Von dieser verheißungsvollen Mischung zehrt der Lago d’Iseo noch heute. Zum Stil der 60er-Jahre gehören natürlich auch die Riva-Boote, bei denen man das edle Mahagoni noch riechen kann. Nur noch ein paar wenige sind im Einsatz. Und wenn sie vorübergleiten, hört man „Ahhhs“und „Ohhhs“. Sie sind keine Gadgets für spaßgetriebene Neureiche, sondern verströmen eine Eleganz und innere Gesetztheit, wie es sie sonst kaum mehr gibt.
Auch das namensgebende Hauptstädtchen Iseo am Ufer gibt sich elegant und sogar ein bisschen arrogant.

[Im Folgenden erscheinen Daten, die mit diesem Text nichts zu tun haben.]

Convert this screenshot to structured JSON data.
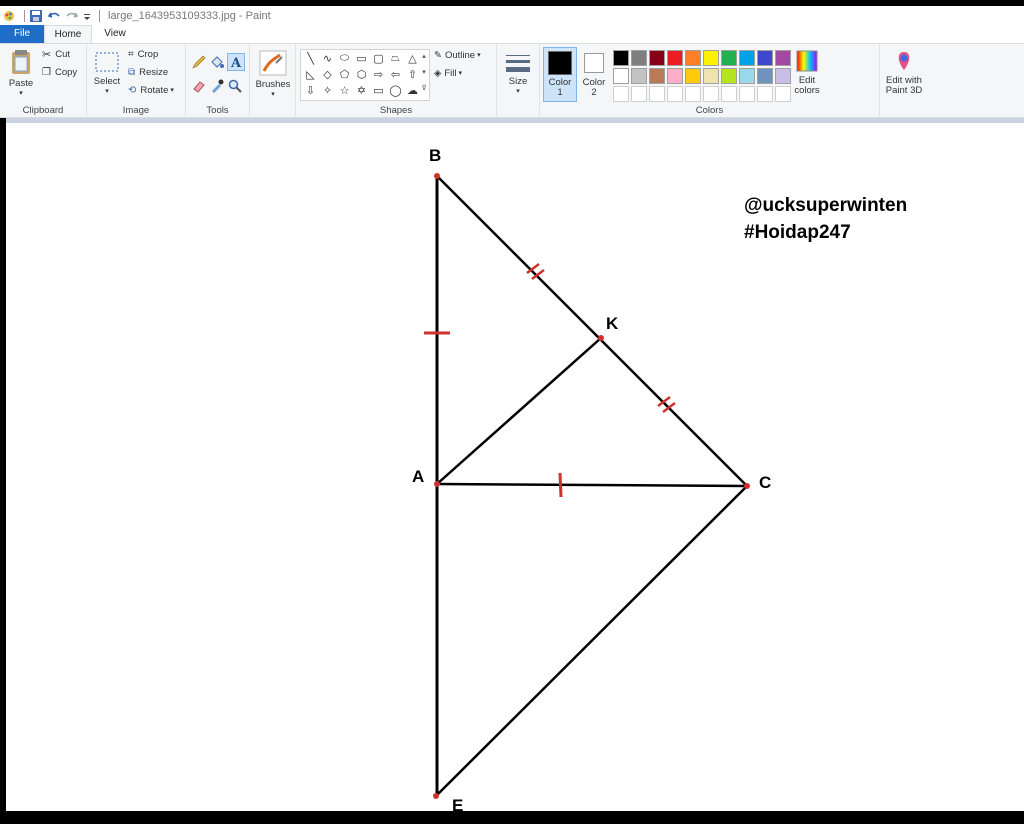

Vielleicht eben genau wegen dieses nostalgischen Flairs, morbide, in die Jahre gekommen, aber authentisch. Der Charme ist jedenfalls geblieben, ein Zauber, den vergleichbare jüngere touristische Destinationen wohl niemals haben können. Die Historie, das Gewachsene macht den Unterschied aus. Iseo gab es schon im Mittelalter. Und das Castello Oldofredi aus dem 11. Jahrhundert zeigte schon damals Größe, Macht und Reichtum. Die Karawane der Reichen und Mächtigen ist zwar längst abgezogen, geblieben sind aber die herrlichen Palazzi, die lauschigen Villen mit Gärten und palmengesäumten Auffahrten sowie der Hafen.
Und dann das: Wolken. Einfach so. Auf einmal. Es tröpfelt sogar. Und kein Belcanto-Tenor weit und breit, der die Wolken wegsingen könnte. Es wird dunkel, fast schwarz, ein beinahe bedrohliches und beklemmendes Szenario, das selbst den eingefleischtesten Freiluftfan ins Museum zwingt. Und das ist gut so: In der Galleria dell’Accademia Tadini in Lovere hängt große Kunst an den Wänden, vom 14. Jahrhundert bis heute – eine Zeitreise vom Mittelalter in die Moderne.
Am nächsten Tag lacht und strahlt die Morgensonne wieder, der Himmel ist azzurro, wie es blauer nicht geht, und die Straße ruft: schlank, mit schnittigen Kurven, ein wahrer Traum für alle Motorrad- und Cabriofahrer – die Westküstenstraße führt fast die ganze Zeit direkt am See entlang. Unterwegs einen großen Teller Pasta essen, Sonne tanken, sich Italien einverleiben, die gute alte Kino-Zeit lebendig werden lassen. Einfach herrlich.